Kente dair bir başka etkileyici görüntü mezarlıktır. Kentin eteklerine yayılmıştır. Bu görüntü ilginç biçimde Kudüs şehrini çok anımsatıyor. Yönetmen belki de farkına varmadan ortaya can alıcı görsel bir referans koyuyor. Kudüsleşen kentler!
Sokak siyasettir!
Kameranın sokağa inmesi ile durum biraz değişiyor. Burada gerilim ve korkuların arka planı daha görünür hale geliyor. Siyasal çatışma boyutları, sokak ve hane ölçeğinde bir vaka sahnesine dönüşüyor. Sokaklarda korku, gerilim ve kaygı eksik değildir.
Film, Diyarbakır’ın gerek politik gerekse tarihsel imgesine dayalı romantik ve klişe temsiline karşı, alternatif referanslar ortaya koyuyor. Film, kentin üst politik çelişkilerini doğrudan anlatma derdine girmeden; her sahnede varlığını önüne koyarak bir mesele anlatıyor. Yönetmenin böyle bir anlatımı, yalın ama oldukça becerikli biçimde kotardığını söyleyebiliriz. Filmin prömiyer gösterimi bitiminde Selahaddin abimiz yönetmene “Sen bu konuyu kimseyi dövmeden, öldürmeden nasıl anlattın” diye sordu.

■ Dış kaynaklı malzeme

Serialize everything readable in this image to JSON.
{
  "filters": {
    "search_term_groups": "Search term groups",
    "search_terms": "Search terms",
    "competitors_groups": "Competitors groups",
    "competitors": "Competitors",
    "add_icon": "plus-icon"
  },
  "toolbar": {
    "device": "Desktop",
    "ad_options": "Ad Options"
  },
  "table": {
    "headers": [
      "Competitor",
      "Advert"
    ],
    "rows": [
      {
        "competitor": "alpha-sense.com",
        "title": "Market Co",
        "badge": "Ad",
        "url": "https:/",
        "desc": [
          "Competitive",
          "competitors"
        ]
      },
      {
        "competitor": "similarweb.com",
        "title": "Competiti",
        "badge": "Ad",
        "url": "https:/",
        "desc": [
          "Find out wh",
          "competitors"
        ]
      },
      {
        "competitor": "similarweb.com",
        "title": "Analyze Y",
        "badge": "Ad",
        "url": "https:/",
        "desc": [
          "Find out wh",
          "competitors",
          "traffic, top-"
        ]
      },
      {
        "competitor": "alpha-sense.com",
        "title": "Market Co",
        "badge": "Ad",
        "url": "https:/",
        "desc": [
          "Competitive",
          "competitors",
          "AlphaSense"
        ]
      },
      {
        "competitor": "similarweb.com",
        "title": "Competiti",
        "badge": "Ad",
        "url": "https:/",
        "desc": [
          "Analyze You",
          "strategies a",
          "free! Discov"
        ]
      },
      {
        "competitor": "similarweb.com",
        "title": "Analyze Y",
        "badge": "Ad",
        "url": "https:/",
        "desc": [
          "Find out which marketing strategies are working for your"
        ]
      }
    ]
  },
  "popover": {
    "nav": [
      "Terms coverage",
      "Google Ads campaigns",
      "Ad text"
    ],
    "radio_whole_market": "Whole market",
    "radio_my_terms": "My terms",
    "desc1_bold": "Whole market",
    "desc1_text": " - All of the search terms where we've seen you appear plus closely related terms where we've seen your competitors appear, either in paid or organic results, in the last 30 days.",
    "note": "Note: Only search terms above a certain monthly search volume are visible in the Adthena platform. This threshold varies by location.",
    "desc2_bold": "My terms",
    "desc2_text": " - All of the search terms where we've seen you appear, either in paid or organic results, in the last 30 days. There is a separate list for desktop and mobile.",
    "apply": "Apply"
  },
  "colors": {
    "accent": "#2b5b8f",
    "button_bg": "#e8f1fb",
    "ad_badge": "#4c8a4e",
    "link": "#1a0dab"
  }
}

Yönetmenin kocaman bir meseleyi, bu film aracılığı ile kendine özgü bir sinema dili içinde anlatabildiğini söyleyebiliriz.
Unutmadan, filmin iki kedisi! Filmin iki sahnesinde kedi sokaktan şöyle bir geçiyor. İlki beyaz, diğeri kara kedidir. Kara kedinin peşi sıra olaylar zaten sarpa sarıyor. Belki tesadüfen.
Haneye sığınmak
Hanede filmin karakterlerini ve öznellikleri kurmak, oldukça doğru bir tercih olmuş. Öznellikleri veya filmin karakterlerini sokakta veya kentin meydanlarında kurmak; siyasal ve ideolojik anlatımları elbette baskın hale getirecekti. Yönetmenin meydana çıkmaktan kaçındığını söylemiyoruz. Zira meydanı başka mekanlara dönüştürmüş olduğundan bahsediyoruz. Okul çekimleri bu anlamda tekrar tekrar izlenmeli. Türkçe öğrenmekte zorluk yaşayan Kürt çocuklarının öğretmenlerinden gördükleri sert tutumlar, filmin ağır sahneleridir. Bu sahneler elbette geride kalmadı. Her Kürt çocuğunun zihninde canlı yaşıyor. Filmde bu ağır konular Mirza’nın omzuna yüklenerek yansıtılıyor. Mirza her gün o ödevleri yapmaya çalışıyor. O kadar zorlanıyor ki, neredeyse her gün Seyda’ya giderek yaptırdığı muskalar da onun kabuslarını geçirmiyor. Öyle ki Mirza bazen bütün muskalarını masaya yığıp onlarla oynuyor.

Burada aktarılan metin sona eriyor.